No data exists on how many schools still offer nap time, says Peg Oliveira, executive director of the Gesell Institute of Child Development. However, it is now one of a number of practices that were once considered normal in early childhood classrooms but have been traded for academic activities, she adds.

While not all young children may need to nap, virtually all would benefit academically from taking a pause to process information, Oliveira says. This is in line with research that shows the benefits of mindfulness and meditation.

Students from the most vulnerable backgrounds need those breaks the most, Oliveira says. “Kids who have grown up in environments colored by trauma have different brains,” she says. “Many may not get enough hours of replenishing rest at night. They arrive at school already in need of rest. Naps allow kids who come a little tired to catch up, and have a space that’s quiet and safe and calm.”

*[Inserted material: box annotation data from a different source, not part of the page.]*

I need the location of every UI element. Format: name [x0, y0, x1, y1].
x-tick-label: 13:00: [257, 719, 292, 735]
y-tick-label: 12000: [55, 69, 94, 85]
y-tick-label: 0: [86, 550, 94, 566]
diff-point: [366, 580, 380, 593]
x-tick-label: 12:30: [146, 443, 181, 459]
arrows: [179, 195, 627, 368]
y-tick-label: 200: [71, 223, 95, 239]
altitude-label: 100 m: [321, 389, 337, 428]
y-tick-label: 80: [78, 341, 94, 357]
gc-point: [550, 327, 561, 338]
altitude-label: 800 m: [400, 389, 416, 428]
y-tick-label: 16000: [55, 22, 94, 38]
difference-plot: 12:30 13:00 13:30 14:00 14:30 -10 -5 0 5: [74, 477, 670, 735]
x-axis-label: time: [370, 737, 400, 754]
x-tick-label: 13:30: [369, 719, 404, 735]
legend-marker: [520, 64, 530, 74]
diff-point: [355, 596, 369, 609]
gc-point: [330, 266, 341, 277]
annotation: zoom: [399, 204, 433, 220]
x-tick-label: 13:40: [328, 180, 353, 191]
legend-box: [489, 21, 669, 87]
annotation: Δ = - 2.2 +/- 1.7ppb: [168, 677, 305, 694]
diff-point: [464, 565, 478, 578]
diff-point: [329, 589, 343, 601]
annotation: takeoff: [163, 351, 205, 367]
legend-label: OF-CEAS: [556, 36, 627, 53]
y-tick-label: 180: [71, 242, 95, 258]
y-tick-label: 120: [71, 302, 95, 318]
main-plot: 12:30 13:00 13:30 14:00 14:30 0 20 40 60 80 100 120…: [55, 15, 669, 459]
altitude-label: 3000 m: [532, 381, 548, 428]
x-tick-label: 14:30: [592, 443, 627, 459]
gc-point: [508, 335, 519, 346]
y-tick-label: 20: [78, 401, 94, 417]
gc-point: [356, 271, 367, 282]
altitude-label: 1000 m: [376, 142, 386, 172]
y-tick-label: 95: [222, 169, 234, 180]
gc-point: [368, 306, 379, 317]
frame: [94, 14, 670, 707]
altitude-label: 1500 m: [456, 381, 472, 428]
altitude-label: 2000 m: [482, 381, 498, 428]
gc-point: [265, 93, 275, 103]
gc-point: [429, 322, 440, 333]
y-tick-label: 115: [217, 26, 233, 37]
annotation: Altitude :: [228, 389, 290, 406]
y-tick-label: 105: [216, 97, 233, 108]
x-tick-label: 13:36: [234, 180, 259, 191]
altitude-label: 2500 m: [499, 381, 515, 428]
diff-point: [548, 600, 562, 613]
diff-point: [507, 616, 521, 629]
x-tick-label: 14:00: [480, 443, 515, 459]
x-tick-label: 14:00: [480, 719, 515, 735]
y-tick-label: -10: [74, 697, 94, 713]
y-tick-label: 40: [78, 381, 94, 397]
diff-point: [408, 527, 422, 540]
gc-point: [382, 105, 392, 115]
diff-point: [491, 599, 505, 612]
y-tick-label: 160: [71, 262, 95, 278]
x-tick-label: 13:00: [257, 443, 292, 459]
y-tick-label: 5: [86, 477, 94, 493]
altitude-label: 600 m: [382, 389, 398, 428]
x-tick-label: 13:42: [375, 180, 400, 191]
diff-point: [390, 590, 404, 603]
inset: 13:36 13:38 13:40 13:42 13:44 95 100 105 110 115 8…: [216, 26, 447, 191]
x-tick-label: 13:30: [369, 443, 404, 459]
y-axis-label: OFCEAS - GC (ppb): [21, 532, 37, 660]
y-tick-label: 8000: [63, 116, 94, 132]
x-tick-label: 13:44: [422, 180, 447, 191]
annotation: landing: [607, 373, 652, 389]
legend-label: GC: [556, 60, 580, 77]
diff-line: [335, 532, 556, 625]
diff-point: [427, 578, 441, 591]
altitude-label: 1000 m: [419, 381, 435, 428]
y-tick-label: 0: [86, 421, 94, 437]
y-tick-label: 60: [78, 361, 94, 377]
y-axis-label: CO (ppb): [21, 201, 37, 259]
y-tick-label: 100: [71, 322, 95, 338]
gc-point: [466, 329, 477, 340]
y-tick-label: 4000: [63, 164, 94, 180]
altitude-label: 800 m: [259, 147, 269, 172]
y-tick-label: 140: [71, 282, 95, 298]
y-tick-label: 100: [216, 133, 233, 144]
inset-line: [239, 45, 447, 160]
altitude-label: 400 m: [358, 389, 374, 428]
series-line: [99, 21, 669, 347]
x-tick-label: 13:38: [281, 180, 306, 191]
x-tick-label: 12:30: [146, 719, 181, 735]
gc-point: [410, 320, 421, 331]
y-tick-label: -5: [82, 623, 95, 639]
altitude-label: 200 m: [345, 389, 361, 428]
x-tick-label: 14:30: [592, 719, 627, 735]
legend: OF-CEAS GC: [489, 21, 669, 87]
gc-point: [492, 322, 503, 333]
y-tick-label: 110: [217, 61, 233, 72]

Changing the sleep conversation

While there are no federal policies regarding nap time, districts face challenges in finding the time and ensuring that they have the space, cots and setup in place, Oliveira says.

Schools that still let students nap often do not take it seriously, and such periods are often noisy and not overseen by the primary teacher, says Spencer, of UMass Amherst.

However, the conversation around sleep in schools is beginning to turn, Spencer says. For example, many high schools have delayed school start times to better match the circadian rhythms of teens. Now, schools must turn their attention to the youngest students, she says.

“Good sleep habits are building the cognitive foundations for a lifetime of good academic performance,” Spencer says.